The number of returns showing address changes from California to Texas hasn’t been this high since the period 2006-07. During that period, 34,078 returns were filed showing address changes to Texas.
Fewer Texans moved to California during the 2013-14 period. The IRS reported 21,391 returns with address changes from Texas to California. The returns reported $1.56 billion in adjusted gross income.
"California’s taxes and regulations are crushing businesses, and there are more opportunities in Texas for people to start new companies, get good jobs, and create better lives for their families," said Nathan Nascimento, the director of state initiatives at Freedom Partners. "When tax and regulatory climates are bad, people will move to better economic environments—this phenomenon isn’t a mystery, it’s how marketplaces work. Not only should other state governments take note of this, but so should the federal government."
According to Tom Gray of the Manhattan Institute, people may be leaving California for the employment opportunities, tax breaks, or less crowded living arrangements that other states offer.
"States with low unemployment rates, such as Texas, are drawing people from California, whose rate is above the national average," Gray wrote. "Taxation also appears to be a factor, especially as it contributes to the business climate and, in turn, jobs."

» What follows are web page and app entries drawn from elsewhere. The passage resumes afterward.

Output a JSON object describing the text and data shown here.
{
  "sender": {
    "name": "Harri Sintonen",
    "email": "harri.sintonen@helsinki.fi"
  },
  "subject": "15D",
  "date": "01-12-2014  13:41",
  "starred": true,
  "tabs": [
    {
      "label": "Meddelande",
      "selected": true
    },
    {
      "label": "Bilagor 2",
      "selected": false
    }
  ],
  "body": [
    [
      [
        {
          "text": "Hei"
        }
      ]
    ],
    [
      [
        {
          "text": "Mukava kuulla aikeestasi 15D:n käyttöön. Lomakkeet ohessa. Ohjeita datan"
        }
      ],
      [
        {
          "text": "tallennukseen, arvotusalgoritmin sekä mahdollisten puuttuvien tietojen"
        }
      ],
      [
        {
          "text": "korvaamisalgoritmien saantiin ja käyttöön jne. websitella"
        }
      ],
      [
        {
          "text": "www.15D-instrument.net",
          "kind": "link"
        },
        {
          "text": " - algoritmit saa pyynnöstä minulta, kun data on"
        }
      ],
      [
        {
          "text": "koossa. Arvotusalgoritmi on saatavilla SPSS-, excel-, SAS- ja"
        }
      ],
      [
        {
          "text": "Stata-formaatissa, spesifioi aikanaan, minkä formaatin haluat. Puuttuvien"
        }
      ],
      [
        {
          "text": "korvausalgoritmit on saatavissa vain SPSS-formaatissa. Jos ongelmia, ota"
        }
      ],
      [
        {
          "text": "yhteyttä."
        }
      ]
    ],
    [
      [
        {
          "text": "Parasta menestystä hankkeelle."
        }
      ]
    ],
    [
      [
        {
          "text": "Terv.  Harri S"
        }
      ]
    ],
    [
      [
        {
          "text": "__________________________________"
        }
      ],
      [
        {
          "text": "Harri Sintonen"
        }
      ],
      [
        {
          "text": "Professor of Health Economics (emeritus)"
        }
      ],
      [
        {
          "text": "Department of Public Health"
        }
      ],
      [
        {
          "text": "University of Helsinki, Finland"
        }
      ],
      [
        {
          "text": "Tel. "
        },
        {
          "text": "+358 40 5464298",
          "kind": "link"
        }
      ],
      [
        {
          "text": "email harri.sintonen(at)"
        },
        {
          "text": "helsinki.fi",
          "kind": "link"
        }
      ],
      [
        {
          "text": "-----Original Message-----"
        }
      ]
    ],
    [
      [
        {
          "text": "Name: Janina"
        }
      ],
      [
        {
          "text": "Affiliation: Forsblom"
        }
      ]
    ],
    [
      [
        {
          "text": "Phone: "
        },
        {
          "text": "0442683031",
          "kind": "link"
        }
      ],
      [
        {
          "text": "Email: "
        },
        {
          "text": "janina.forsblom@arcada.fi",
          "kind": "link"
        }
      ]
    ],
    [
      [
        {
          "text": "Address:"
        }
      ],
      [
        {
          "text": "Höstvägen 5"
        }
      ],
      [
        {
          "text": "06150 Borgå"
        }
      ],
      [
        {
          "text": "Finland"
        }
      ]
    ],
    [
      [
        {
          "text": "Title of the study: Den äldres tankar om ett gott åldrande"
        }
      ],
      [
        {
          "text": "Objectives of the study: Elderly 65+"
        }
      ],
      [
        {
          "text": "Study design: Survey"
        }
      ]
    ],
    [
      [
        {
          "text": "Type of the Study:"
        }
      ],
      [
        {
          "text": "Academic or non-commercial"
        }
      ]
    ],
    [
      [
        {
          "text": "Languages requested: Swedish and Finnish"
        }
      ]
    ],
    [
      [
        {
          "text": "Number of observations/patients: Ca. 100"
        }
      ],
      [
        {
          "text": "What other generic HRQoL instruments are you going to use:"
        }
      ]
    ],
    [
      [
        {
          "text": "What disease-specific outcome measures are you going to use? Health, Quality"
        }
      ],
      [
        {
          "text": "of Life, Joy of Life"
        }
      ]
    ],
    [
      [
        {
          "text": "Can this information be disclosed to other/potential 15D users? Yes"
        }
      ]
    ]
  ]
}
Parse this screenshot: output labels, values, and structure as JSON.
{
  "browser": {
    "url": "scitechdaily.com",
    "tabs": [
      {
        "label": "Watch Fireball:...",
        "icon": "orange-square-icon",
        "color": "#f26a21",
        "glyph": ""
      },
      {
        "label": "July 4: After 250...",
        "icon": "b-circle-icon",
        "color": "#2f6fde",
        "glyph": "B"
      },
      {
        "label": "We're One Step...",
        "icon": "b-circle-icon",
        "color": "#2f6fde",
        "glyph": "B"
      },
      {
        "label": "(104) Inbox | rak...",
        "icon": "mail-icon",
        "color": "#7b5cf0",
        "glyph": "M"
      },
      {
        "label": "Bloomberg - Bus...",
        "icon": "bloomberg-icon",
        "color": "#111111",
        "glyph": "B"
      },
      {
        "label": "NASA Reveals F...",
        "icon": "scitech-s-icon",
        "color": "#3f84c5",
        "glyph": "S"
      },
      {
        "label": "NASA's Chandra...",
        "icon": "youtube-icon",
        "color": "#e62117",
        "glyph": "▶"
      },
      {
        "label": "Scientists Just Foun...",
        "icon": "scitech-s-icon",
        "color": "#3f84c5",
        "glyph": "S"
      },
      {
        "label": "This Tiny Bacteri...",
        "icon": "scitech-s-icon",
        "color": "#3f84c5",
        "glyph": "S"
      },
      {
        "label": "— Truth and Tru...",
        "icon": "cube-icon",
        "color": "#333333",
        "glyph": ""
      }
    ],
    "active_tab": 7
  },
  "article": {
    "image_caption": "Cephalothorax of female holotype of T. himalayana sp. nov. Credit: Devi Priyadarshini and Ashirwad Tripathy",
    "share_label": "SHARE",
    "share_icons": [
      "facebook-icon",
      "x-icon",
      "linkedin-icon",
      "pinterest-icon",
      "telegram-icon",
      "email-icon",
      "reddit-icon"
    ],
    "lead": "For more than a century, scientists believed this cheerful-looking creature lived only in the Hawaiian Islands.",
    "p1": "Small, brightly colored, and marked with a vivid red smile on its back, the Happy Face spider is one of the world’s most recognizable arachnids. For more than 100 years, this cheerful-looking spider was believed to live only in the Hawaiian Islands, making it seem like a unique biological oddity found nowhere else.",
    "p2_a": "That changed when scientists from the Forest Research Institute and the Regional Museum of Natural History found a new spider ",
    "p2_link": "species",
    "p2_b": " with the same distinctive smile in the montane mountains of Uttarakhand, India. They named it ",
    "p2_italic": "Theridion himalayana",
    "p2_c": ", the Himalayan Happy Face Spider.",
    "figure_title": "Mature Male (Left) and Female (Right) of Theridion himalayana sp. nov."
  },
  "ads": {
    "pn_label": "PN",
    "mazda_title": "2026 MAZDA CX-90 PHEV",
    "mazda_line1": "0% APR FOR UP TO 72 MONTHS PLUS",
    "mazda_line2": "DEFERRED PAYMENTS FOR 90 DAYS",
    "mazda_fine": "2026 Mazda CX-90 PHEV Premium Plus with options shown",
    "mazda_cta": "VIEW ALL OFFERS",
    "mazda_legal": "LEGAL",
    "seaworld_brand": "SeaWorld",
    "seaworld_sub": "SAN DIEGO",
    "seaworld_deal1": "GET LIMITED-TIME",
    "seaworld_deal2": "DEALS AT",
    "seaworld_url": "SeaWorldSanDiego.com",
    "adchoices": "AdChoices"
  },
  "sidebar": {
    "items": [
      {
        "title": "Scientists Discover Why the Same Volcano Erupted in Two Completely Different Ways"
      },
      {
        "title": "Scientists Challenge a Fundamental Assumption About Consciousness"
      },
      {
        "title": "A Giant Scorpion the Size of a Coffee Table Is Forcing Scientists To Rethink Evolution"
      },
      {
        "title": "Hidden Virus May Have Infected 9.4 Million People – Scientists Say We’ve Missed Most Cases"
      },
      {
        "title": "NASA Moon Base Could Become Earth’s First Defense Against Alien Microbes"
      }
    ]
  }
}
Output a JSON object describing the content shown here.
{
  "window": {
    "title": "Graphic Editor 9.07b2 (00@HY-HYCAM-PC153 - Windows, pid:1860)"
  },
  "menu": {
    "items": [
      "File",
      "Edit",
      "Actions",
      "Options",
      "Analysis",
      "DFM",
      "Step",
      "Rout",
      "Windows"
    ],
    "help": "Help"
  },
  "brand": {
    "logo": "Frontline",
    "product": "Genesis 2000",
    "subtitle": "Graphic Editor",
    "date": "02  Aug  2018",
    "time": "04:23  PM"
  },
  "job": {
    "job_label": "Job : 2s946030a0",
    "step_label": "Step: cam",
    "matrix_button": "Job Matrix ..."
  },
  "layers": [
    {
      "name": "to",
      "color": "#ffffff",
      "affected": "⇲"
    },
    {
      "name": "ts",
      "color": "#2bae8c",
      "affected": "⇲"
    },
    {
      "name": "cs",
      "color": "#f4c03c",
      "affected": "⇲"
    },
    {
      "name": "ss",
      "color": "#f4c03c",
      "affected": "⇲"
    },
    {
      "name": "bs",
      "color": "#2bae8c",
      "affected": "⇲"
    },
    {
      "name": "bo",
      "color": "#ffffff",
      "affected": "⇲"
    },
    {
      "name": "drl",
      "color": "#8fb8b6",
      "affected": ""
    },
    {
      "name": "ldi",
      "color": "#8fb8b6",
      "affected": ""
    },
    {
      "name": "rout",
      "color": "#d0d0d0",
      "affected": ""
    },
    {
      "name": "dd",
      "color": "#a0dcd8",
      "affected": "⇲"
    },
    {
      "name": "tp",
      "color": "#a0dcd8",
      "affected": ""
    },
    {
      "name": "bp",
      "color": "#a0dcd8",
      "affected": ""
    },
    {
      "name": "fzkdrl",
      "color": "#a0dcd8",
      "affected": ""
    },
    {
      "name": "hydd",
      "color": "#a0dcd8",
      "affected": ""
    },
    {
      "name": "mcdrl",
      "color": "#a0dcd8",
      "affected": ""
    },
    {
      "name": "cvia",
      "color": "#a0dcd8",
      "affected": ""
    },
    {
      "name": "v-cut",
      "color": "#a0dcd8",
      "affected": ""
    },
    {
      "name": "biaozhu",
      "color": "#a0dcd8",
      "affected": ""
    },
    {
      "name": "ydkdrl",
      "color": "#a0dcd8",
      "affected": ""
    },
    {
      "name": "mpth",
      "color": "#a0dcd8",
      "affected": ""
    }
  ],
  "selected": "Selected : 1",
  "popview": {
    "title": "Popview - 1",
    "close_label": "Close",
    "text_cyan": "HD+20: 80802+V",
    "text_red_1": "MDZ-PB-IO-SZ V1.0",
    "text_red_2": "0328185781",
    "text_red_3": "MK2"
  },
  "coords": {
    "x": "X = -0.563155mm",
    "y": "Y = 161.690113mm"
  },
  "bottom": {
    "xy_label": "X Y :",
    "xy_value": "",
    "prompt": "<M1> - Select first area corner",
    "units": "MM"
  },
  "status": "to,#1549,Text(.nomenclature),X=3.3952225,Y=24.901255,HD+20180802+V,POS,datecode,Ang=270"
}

"Most of the destination states favored by Californians have lower taxes," Gray wrote. "States that have gained the most at California’s expense are rated as having better business climates. The data suggest that may cost drivers—taxes, regulations, the high price of housing and commercial real estate, costly electricity, union power, and high labor costs—are prompting businesses to locate outside California, thus helping to drive the exodus."